Intervention Procedures

PT Procedure

All participants engage in a full course of PT for MSK pain that is delivered by a trained and licensed physiotherapist. PT sessions are individually tailored based on the Guide to Physical Therapist Practice 3.0, consisting of (1) therapeutic exercise (strengthening and endurance exercises), (2) neuromuscular re-education (balance and proprioception exercises), (3) therapeutic activities (functional performance and activities of daily living), and (4) use of modalities (heat or cold packs). All adolescents receive a home exercise program (HEP) as part of the standard PT treatment. The full course of PT includes approximately 6 to 8 PT sessions delivered over 6 to 12 weeks. An adequate dose of treatment is considered to be 75% completion of the prescribed sessions.

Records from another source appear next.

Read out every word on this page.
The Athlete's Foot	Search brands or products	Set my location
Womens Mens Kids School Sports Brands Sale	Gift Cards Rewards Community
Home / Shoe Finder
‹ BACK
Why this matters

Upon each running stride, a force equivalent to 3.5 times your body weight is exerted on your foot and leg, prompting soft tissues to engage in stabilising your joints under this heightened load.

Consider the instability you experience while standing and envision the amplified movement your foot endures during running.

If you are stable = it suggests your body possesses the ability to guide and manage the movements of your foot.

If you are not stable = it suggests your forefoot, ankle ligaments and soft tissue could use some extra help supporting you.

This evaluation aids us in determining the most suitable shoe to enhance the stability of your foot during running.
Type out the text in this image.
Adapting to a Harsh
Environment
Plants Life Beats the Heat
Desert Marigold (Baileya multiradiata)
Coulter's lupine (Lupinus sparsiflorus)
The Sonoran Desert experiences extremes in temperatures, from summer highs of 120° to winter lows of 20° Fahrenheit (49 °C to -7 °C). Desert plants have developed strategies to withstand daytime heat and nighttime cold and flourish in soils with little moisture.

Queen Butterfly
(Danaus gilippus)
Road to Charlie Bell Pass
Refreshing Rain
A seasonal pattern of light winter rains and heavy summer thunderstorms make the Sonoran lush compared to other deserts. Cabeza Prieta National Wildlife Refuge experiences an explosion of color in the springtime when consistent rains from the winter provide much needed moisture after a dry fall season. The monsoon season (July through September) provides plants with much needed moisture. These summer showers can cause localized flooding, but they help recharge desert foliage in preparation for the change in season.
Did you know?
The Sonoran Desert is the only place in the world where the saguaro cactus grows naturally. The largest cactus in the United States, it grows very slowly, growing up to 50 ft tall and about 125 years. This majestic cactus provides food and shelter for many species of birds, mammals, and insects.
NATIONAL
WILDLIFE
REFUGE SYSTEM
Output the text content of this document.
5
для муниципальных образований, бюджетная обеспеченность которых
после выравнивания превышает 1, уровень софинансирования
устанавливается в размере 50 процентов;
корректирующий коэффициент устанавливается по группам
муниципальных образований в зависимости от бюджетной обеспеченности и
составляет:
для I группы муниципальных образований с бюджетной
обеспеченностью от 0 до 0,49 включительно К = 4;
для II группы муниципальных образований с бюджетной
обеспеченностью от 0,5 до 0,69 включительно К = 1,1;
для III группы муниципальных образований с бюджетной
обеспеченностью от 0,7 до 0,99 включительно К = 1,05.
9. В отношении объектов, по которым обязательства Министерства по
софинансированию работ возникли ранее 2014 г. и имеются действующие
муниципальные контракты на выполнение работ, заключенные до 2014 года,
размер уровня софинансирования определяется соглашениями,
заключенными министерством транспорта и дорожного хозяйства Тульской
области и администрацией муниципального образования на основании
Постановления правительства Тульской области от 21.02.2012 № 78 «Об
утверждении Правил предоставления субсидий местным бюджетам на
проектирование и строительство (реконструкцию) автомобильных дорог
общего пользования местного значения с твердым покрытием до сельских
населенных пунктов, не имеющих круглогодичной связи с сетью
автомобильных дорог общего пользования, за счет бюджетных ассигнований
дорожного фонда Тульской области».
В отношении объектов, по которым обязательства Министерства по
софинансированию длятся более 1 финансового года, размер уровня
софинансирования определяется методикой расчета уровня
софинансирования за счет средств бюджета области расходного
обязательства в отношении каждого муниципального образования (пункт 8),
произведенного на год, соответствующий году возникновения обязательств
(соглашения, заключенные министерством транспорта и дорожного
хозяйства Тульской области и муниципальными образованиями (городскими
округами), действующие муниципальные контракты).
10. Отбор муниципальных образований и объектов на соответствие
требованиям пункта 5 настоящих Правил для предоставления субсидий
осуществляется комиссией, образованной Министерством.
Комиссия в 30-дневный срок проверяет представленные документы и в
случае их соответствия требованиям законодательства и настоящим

The number of treatment sessions varies based on patient presentation and individualized treatment goals as determined by the clinician and research team. Patients can continue any treatments they are currently involved in. If they choose to initiate a new treatment after PT treatment begins, they are asked to notify the research team immediately as it may affect their involvement in the study.

VR Procedure

All participants receive a VR headset to use for the duration of treatment. The research team provides participants with an Oculus Quest 2 (Oculus) VR headset and orients the adolescents to its functionality.

Standard PT

For standard PT participants, the VR headset is preloaded with distraction-based games for recreational use at home until treatment is completed (Table 1). Clinicians do not discuss VR headset use with the standard PT participants. The research team provides an orientation session regarding the VR headset functions and preloaded games.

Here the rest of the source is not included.